Ira ? Ira sûrement … Mais dans quelles conditions ? De quelle manière ? Par un tweet ramassé ? Par un généreux discours télévisé ? Ou par une phrase lancée comme par inadvertance au gré d’une déambulation pour mieux souligner l’évolution naturelle des événements ? La candidature d’Emmanuel Macron est sujette à toutes les supputations. Elle devient même l’objet d’un débat politique clivé et enflammé.
En retenant sa candidature jusqu’à la dernière limite légale, Emmanuel Macron prive ses concurrents d’une possibilité de confronter et de démolir son bilan pour pouvoir bénéficier d’un effet ascenseur.
En effet, se frotter à des candidats de même acabit électoral est beaucoup moins pimenté qu’affronter le président sortant avec ce qu’il peut offrir comme effet de miroir et de comparaison.
Sans Emmanuel Macron déclaré, les débats ronronnent comme les cris des poissons dans un bocal . Il est vrai que cela installe une certaine atmosphère comme l’ont si bien réussi le duo Le Pen/ Zemmour, où l’accent est davantage mis sur les questions d’identité, d’immigration et de sécurité.
Un combat de coqs entre qui est le plus « national », le plus « souverain », le plus « Français « . Des thématiques qui donnent l’illusion de dominer les soucis des Français mais qui peuvent se révéler des préoccupations de niches sans grande portée. Car au moment où l’attention est fixée sur les questions identitaires, cela fait l’économie d’une réflexion sur les problèmes économiques et sociales, accentués par la pandémie de la Covid-19.
Devant l’attitude d’Emmanuel Macron, l’opposition a sorti la grosse artillerie. Certains ont accusé le président, non encore candidat, de fuir le débat pour ne pas avoir à subir la contradiction. D’autres lui reprochent d’utiliser les moyens que l’Etat met à sa disposition pour mener une campagne électorale clandestine. Les finances des comptes de campagne et le temps d’antennes ne sont comptés qu’à partir de la déclaration de candidature.
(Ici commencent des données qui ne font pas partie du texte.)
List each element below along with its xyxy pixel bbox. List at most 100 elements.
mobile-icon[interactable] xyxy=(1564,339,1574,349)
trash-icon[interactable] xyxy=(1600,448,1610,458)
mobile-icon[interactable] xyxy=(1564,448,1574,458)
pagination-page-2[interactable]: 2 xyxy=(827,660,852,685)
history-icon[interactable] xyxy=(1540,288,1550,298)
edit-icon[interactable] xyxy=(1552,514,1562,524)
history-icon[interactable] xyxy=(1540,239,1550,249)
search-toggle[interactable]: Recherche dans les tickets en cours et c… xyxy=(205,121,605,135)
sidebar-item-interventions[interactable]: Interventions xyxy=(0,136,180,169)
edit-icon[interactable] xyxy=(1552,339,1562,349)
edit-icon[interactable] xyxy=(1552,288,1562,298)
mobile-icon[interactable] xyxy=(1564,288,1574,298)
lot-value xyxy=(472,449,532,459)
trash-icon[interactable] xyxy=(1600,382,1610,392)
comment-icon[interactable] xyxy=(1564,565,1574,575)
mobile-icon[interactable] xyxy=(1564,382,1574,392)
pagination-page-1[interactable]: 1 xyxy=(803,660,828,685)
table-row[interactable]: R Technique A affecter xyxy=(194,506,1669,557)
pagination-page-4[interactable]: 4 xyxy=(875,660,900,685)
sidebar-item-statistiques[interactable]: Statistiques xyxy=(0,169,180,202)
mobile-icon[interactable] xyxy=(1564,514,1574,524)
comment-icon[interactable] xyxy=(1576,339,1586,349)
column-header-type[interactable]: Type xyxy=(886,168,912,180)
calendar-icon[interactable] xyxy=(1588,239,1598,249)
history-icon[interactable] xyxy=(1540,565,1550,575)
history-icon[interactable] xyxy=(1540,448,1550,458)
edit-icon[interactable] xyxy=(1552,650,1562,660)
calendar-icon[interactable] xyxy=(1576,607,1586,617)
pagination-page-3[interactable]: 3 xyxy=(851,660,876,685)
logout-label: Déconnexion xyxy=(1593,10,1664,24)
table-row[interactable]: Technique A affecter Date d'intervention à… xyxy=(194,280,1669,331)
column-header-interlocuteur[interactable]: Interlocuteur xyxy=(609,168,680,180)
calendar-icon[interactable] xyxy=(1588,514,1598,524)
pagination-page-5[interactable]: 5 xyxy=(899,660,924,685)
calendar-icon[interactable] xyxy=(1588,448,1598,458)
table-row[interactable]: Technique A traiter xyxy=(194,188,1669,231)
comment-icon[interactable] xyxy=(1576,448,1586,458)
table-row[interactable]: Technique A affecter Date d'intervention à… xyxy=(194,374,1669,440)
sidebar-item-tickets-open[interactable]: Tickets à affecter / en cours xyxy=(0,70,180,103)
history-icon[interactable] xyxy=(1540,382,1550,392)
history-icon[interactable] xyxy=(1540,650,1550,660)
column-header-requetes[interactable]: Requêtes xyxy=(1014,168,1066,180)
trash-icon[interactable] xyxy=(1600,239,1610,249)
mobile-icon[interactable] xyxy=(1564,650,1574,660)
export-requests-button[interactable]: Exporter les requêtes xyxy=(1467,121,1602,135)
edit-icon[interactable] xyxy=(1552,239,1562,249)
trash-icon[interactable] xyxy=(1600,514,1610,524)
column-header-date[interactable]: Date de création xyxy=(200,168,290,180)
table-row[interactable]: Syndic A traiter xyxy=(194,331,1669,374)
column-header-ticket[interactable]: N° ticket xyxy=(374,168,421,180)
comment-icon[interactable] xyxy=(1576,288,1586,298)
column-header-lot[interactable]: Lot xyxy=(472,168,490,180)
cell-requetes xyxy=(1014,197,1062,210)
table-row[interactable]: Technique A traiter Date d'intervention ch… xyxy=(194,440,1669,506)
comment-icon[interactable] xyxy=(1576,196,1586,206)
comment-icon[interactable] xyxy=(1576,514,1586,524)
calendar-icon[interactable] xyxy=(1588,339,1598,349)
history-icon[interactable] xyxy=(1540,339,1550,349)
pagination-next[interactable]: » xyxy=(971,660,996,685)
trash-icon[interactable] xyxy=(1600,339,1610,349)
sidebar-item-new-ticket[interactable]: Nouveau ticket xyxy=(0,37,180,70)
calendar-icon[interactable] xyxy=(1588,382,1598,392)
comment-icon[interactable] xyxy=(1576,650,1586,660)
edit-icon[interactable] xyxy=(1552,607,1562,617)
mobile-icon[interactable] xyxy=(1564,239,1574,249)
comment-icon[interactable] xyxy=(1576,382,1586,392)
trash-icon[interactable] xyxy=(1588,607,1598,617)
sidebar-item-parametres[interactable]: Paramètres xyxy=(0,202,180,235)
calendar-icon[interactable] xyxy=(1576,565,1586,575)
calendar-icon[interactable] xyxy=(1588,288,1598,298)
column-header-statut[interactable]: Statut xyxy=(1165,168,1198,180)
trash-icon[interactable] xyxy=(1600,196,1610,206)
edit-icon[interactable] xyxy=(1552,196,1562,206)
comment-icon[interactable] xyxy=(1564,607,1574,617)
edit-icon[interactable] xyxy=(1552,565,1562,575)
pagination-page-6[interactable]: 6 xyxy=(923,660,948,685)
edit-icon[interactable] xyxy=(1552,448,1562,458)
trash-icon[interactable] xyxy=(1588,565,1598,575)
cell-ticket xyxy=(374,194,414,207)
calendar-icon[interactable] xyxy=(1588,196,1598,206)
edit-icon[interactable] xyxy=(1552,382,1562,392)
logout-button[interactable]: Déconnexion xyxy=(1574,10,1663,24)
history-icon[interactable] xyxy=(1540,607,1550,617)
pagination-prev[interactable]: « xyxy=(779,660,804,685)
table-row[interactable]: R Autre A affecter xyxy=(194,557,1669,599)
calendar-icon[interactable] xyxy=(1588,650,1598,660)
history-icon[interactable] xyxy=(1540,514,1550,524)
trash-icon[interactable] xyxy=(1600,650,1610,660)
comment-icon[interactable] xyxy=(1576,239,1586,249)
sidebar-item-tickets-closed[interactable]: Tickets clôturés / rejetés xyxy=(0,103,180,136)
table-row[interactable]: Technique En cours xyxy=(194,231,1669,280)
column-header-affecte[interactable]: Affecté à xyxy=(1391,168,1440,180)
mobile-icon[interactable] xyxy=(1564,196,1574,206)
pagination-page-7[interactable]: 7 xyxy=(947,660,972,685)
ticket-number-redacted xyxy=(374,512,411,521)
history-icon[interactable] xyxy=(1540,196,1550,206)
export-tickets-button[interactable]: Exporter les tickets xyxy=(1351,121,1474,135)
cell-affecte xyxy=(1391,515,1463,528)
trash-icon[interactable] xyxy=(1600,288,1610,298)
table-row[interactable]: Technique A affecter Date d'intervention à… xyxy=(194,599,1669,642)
En tout cas Emmanuel Macron, sous prétexte de vouloir être le président des Français jusqu’à la dernière minute de son mandat, ne se gêne pas pour exploiter toutes les opportunités médiatiques que l’agenda politique et diplomatique lui offre. Avec la présidence française de l’Union européenne, les occasions d’intervenir sur les crises régionales sont immenses comme le montrent les deux grands conflits du moment, l’Ukraine et le Sahel.
La spectaculaire tentative de médiation entre Moscou et Kiev que Macron lance cette semaine vise certes à faire baisser la tension dans cette région explosive mais aussi à sacrer dans le marbre électoral l’incontestable posture internationale du président-candidat.
En attend de se lancer dans la bataille du second mandat, Emmanuel Macron aura à gérer une extrême droite, revigorée par les vives polémiques infusées par Eric Zemmour, une droite qui renaît de ses cendres en intronisant une femme, Valérie Pecresse, et une gauche toujours à la recherche du leadership perdu malgré l’apparition tardive de Christiane Taubira .
Sur le papier , la reconduction pour Emmanuel Macron pour un second mandat semble ressembler à un promenade de santé. L’extrême droite se cannibalise toute seule dans une guerre fratricide entre Le Pen et Zemmour qui lui fait perdre toute crédibilité et épaissit davantage son plafond de verre. La gauche qui s’autoparalyse par une violente guerre d’égos et s’éloigne de plus en plus de la victoire et la droite républicaine qui n’arrive pas à se délester du baiser de la mort que « la république en marche « lui a administré en début de mandat en s’emparant d’une grande partie de ses ressources humaines .
Mais dans la réalité , Emmanuel Macron, tout enthousiaste et tout efficace qu’il est, n’est pas à l’abri d’un accident de l’histoire. Pour de nombreux observateurs, cet accident peut survenir à travers la qualification surprise de la candidate de la droite républicaine Valérie Pécresse au second tour de cette présidentielle. Dans ce cas de figure, Emmanuel Macron peut craindre pour sa réélection.
Le risque pour lui est de voir se coaguler contre lui toutes les forces politiques qui rêvent de le déloger de l’Élysée et qu’on trouve aussi bien de l’extrême droite qu’à l’extrême gauche. Emmanuel Macron pourra alors vivre le syndrome du tous sauf Macron dont a souffert un de ses visiteurs du soir Nicolas Sarkozy.